NOTE-ACSS-970107

Aural Cascading Style Sheets (ACSS)

W3C NOTE 07-January-1997

This version:: http://www.w3.org/pub/WWW/Style/CSS/Speech/NOTE-ACSS-970107
Previous version:: http://www.w3.org/pub/WWW/Style/CSS/Speech/NOTE-ACSS-961210
Latest version:: http://www.w3.org/pub/WWW/Style/CSS/Speech/NOTE-ACSS

Editor:: Chris Lilley, W3C

Status of this document

This document is a W3C NOTE for review by W3C members and other interested parties. It is a draft document and may be updated, replaced or obsoleted by other documents at any time. It is inappropriate to use W3C NOTES as reference material or to cite them as other than "work in progress". A list of current W3C working drafts and notes can be found at: http://www.w3.org/pub/WWW/TR/

This document draws very heavily on the initial CSS properties proposed by T.V. Raman. It also attempts to address those issues, raised on the www-style mailing list, that were altered in the later modification but does not address them in the same way.

This document builds upon the CSS1 specification.

Note: since working drafts and notes are subject to frequent change, you are advised to reference the above URL, rather than the URLs for working drafts themselves.

1 Aural presentation

Those of us who are sighted are accustomed to visual presentation of HTML documents, frequently on a bitmapped display. This is not the only possible presentation method, however. Aural presentation, using a combination of speech synthesis and 'audio icons', provides an alternative presentation. This form of presentation is in current use by the blind and print-impaired communities.

Often such aural presentation occurs by converting the document to plain text and feeding this to a 'screen reader' -- software or hardware that simply reads all the characters on the screen. This results in less effective presentation than would be the case if the document structure were retained.

There are other large markets for aural presentation, including in-car and home entertainment use; aurual or mixed aural/visual presentation is thus likely to increase in importance over the next few years. Realizing that that the aural rendering is essentially independent of the visual rendering:

Allows orthogonal aural and visual views.
Allows browsers to optionally implement both aural and visual views to produce truly multimodal documents.

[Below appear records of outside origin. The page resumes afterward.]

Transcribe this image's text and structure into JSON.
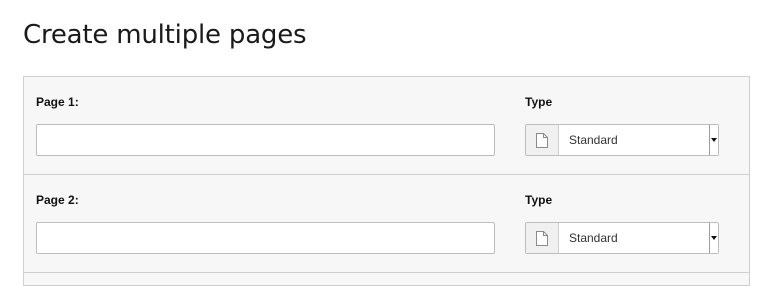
{
  "page_title": "Create multiple pages",
  "rows": [
    {
      "title_label": "Page 1:",
      "title_value": "",
      "type_label": "Type",
      "type_value": "Standard",
      "type_icon": "page-doc-icon"
    },
    {
      "title_label": "Page 2:",
      "title_value": "",
      "type_label": "Type",
      "type_value": "Standard",
      "type_icon": "page-doc-icon"
    }
  ],
  "colors": {
    "panel_bg": "#f7f7f7",
    "border": "#cfcfcf",
    "input_border": "#bdbdbd"
  }
}
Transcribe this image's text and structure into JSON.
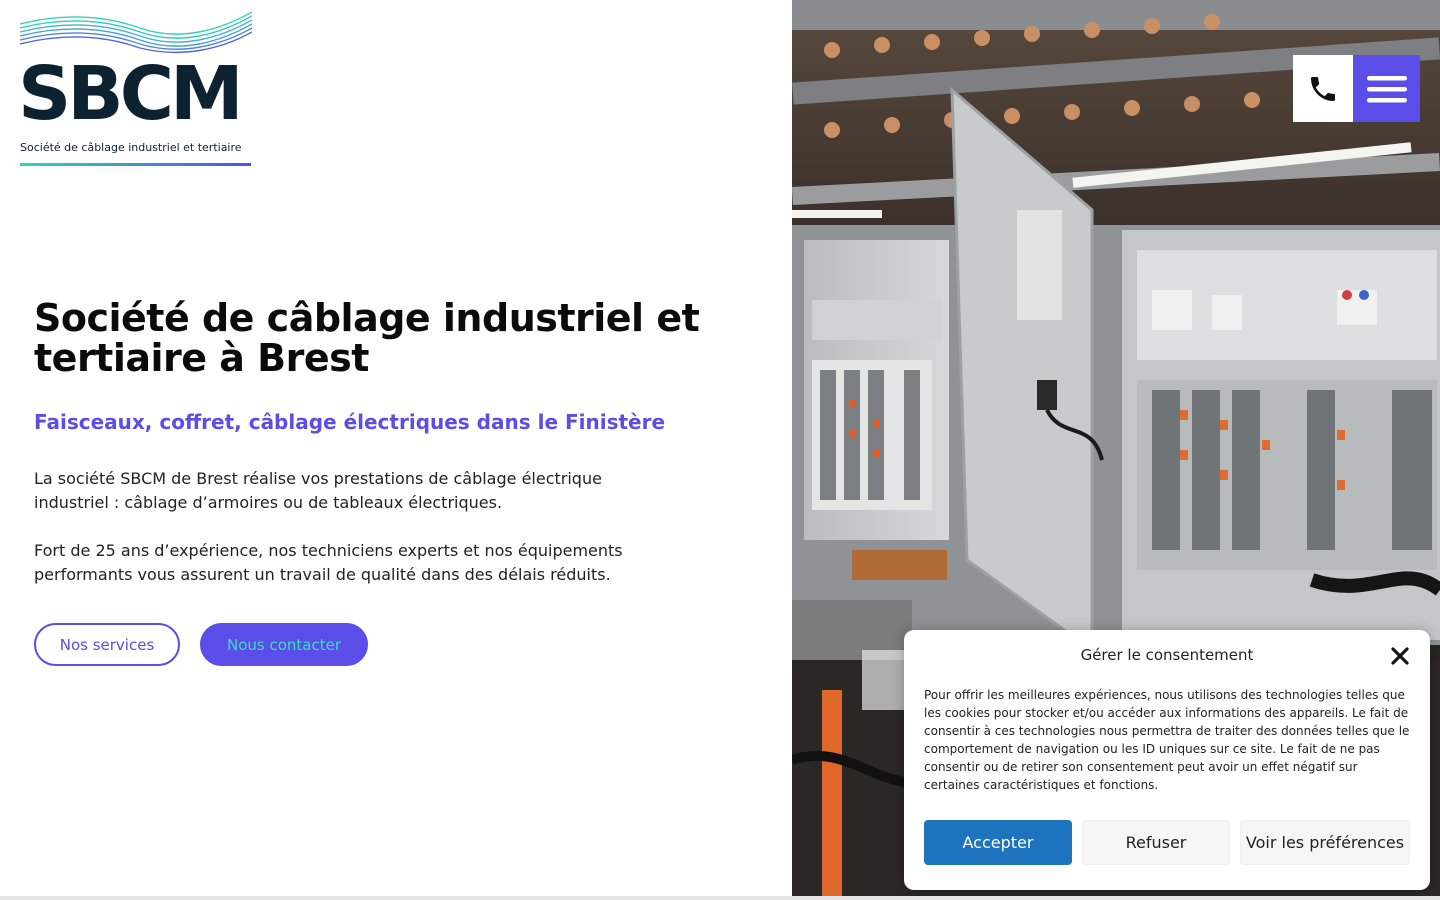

Given this current and future importance, it makes sense to influence presentation based on the structure of the document. Cascading Style Sheets [1] may be used for this purpose. Using style sheets rather than HTML tag extensions allows the same document to be read with visual, aural, or mulitmodal presentation without cluttering up the document or having to produce three (or more) separate parallel documents which has been shown to result in update problems. This approach provides greatly improved document accessibility for visually disabled people without requiring compromises in the visual design of the document.

2 Aural presentation with CSS

This section extends the CSS1 specification to allow additional types of value.

Style sheets influence the presentation of documents by assigning values to style properties. This section lists the defined style properties for aural presentation, and their corresponding list of possible values, expressed in CSS1 syntax.

The list of CSS1 properties has been kept to a minimum, while making sure commonly used styles can be expressed. Depending on the formatting model and the presentation medium, some properties can prove hard to incorporate into existing UA implementations. E.g., a monaural browser is not able to fully honor spatial audio, but should approximate by mixing all the channels together.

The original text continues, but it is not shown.